So far, growth is winning out. Although there are potential disruptions, what is clear to date is that business is meeting market demand. As such, we see U.S. growth accelerating from 3 per cent this year to 3.3 per cent in 2019. The other global ‘engine’ economy, the EU, is set to have back-to-back years at just over 2 per cent, which is ahead of long-run potential. Emerging markets will collectively grow by 4.7 per cent in 2018, and down a shade next year to 4.6 per cent as China eases marginally. On balance, global growth holds the line at 3.2 per cent this year and next.
Still, the headwinds are having an effect on the outlook. First, uncertainty on the trade policy front is undoubtedly creating an ‘investment-hesitation’, and at a precarious moment: growth and looming capacity constraints are crying out for increased physical investment on plant and equipment.
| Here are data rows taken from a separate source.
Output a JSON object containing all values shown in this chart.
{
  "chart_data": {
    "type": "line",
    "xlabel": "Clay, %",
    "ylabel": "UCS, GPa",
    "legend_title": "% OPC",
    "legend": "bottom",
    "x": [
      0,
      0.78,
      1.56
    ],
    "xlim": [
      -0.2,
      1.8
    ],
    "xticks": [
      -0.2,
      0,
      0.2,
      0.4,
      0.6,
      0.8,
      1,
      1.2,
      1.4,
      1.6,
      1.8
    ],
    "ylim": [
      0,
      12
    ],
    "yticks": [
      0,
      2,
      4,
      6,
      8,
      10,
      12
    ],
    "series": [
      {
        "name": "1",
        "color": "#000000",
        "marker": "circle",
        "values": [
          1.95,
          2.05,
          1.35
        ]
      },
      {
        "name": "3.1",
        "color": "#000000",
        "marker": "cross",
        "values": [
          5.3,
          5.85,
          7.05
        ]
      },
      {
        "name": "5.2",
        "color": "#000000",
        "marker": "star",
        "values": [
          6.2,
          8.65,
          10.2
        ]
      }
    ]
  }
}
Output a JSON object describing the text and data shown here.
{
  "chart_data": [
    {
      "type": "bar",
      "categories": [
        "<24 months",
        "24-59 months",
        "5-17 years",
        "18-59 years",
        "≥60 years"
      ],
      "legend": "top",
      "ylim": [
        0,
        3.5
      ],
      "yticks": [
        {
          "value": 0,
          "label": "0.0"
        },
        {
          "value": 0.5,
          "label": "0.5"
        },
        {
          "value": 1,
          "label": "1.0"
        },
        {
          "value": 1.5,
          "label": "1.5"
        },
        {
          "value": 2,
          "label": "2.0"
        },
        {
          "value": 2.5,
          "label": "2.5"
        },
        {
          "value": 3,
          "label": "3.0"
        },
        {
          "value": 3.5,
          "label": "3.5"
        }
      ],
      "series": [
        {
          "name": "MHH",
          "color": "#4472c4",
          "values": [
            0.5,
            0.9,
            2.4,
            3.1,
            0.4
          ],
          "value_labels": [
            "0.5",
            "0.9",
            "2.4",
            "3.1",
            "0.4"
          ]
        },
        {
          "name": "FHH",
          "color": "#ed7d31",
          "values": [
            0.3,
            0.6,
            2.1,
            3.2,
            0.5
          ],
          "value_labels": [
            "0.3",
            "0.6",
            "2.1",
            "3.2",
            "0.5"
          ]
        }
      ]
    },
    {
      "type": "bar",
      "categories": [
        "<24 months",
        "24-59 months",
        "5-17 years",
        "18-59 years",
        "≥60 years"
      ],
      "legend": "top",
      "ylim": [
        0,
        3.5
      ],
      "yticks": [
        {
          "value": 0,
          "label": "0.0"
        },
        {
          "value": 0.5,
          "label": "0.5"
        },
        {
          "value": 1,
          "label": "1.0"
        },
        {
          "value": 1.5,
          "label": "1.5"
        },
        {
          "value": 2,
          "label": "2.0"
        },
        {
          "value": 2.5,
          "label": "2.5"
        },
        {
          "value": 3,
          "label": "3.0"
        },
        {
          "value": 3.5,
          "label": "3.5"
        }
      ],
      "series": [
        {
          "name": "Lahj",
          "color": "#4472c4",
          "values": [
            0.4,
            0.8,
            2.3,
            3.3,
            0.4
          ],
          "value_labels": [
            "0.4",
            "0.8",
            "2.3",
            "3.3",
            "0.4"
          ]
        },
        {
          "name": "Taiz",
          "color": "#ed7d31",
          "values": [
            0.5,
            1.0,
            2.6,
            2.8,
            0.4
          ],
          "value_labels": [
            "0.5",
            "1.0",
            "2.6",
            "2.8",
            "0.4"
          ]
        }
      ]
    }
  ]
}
Second, higher interest rates are a reality that a whole generation has never had to deal with. Adjustment will be hard enough in developed markets, but larger swings in the emerging world, already in process, will be with us for some time to come, creating instability. Managing through these issues will be a near-term strategic imperative.
Canada is capitalizing on the good times. Commodity prices are generally stable. Interest rates will continue rising, but at a slower pace than in the United States. As such, we expect a stable currency that rises modestly through next year. This, together with solid global growth will see Canada’s exports rise by 6 per cent this year and 4 per cent in 2019.